Sekarang, sambungnya, konflik antarsuku hampir tidak ada. Konflik ras tidak ada, tetapi Amerika yang modern hancur saat ini gara-gara ras. Jadi toleransi itu built-in Indonesia.
Al-aman atau peacefull live. Kalau kita mengangkat humanisme tetapi di hati kita tidak ada peacefull percuma.
“Ketika Buya ditanya al-aman qabla al-iman atau al-iman qabla al-aman? Progresif muda mesti pilih al-aman qabla al-iman. Tetapi kalau puritan sebaliknya al-iman qabla al-aman,” ujarnya.
Hak asasi manusia. “Kita tahu bagaimana Buya dengan gagah berani membela Ahok. Lalu di-bully habis namanya apalagi di Sumatera Barat. Ini konsistensi betul dengan check list humanisme Islam,” kenangnya.
Terorisme dan Minoritas
Keempat tentang terorisme dan ekstrimisme. “Bagi Buya Syafi’i Ma’arif terorisme dan ekstrimisme sudah jelas tidak bisa kompromi,” tegasnya.

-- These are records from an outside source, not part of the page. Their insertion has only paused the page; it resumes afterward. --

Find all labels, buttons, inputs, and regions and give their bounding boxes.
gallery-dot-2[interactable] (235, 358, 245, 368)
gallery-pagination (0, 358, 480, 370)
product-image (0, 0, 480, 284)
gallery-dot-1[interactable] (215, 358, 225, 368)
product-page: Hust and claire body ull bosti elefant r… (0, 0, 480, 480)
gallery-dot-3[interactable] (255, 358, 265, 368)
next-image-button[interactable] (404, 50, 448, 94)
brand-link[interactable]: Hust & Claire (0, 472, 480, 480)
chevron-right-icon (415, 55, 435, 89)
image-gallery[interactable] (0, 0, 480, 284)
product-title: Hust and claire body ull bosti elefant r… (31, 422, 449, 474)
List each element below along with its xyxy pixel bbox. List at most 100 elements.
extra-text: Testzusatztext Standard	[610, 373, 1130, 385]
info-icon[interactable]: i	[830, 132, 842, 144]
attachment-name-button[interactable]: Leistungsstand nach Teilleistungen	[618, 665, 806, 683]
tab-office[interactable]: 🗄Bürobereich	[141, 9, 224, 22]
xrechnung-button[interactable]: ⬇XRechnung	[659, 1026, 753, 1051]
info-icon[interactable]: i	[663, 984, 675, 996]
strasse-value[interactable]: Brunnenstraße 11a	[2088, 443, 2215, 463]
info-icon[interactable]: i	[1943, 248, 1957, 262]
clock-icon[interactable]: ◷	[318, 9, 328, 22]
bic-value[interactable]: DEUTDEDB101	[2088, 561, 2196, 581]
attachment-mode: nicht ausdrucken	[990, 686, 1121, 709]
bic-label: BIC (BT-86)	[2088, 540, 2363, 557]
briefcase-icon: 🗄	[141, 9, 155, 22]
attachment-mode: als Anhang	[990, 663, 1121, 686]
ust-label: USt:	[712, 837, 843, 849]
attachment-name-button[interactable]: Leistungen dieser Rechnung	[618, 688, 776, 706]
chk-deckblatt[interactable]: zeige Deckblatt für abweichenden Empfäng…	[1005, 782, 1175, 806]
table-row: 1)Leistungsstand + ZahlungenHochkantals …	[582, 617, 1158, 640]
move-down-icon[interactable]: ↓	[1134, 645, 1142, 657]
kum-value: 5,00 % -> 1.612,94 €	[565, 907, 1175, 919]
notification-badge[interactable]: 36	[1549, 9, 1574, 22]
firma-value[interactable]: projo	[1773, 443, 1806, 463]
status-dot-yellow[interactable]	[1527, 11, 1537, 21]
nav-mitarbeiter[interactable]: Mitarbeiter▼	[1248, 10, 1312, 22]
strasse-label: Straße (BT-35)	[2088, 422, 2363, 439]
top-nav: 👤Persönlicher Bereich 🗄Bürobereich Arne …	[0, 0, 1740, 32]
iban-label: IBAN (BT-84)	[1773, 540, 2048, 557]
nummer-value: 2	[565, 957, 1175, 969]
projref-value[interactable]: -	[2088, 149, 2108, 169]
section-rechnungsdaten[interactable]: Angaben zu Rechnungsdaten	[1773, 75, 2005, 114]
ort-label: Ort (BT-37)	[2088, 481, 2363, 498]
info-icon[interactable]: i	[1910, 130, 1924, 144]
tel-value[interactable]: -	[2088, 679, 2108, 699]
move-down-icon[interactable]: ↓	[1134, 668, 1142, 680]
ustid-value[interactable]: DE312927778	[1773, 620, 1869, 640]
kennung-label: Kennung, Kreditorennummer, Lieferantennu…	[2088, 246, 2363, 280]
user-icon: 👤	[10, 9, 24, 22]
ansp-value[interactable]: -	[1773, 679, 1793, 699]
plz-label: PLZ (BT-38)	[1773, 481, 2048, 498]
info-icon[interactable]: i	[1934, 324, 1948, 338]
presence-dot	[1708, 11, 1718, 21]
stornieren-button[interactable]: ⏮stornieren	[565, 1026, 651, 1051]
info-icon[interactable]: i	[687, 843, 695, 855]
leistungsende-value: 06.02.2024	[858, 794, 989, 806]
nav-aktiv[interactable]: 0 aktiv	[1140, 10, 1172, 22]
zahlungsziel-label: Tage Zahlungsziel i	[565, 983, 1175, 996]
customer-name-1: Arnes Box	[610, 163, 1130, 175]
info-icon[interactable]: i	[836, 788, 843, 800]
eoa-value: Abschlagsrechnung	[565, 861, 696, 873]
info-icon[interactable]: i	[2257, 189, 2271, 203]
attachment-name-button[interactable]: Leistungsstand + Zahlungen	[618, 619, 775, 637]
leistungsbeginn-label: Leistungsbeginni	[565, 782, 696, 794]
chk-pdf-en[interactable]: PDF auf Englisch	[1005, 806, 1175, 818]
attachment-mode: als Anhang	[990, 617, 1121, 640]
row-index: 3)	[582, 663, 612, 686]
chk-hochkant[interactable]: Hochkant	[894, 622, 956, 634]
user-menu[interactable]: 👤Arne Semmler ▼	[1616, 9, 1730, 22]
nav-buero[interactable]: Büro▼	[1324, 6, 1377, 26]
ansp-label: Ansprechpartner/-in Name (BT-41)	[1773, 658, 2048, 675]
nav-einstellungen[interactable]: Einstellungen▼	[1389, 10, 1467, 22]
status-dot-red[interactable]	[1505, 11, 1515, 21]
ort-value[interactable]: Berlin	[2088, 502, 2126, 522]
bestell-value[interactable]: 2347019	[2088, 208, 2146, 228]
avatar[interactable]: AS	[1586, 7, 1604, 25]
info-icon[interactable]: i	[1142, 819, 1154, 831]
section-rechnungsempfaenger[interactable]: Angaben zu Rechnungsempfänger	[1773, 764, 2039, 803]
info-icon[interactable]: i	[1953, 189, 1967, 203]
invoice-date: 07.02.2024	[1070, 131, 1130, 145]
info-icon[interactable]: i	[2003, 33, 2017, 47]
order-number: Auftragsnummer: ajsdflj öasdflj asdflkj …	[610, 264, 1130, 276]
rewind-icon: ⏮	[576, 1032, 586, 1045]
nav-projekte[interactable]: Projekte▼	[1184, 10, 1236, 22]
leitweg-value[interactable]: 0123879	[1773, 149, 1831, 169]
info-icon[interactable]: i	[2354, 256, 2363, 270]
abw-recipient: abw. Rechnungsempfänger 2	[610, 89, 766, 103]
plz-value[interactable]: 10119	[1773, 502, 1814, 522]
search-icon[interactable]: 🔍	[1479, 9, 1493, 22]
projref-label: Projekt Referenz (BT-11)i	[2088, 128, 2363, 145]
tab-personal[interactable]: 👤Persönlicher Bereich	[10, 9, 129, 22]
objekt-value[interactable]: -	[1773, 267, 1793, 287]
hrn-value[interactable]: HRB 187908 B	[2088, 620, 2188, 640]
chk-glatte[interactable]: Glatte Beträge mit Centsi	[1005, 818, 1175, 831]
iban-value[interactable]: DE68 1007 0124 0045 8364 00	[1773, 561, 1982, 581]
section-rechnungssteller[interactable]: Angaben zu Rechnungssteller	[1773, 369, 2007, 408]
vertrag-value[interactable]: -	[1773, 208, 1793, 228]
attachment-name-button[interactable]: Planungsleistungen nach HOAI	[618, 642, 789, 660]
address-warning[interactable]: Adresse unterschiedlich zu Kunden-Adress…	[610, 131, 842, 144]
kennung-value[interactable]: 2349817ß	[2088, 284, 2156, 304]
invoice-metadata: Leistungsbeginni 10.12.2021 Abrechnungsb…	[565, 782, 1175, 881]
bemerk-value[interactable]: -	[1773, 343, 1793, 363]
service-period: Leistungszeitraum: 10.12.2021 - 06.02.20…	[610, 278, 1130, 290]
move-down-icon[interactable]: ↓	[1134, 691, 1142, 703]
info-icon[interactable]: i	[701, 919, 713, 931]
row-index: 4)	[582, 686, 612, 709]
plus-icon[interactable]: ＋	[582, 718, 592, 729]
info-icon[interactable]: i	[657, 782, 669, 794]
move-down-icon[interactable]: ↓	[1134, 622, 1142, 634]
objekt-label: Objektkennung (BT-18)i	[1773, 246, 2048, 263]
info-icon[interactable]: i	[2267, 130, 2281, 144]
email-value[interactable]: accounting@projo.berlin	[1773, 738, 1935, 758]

Kelima minoritas. “Bagaimana menghadapi aqaliyah juga jelas pandangan Buya Syafi’i Ma’arif. Bukan segregatif tetapi mengayomi dan melindungi,” terangnya.
Memang Buya mendapatkan pengaruh pendidikan, kemudian secara akademis berkenalan dengan manager team soft Quran-nya Fazrul Rahman.
“Juga pergaulan beliau memimpin Muhammadiyah. Itulah yang menjadikan humanisme Islam di alam pikiran Buya Syafi’i,” tuturnya.
Penulis Sugiran. Editor Mohammad Nurfatoni.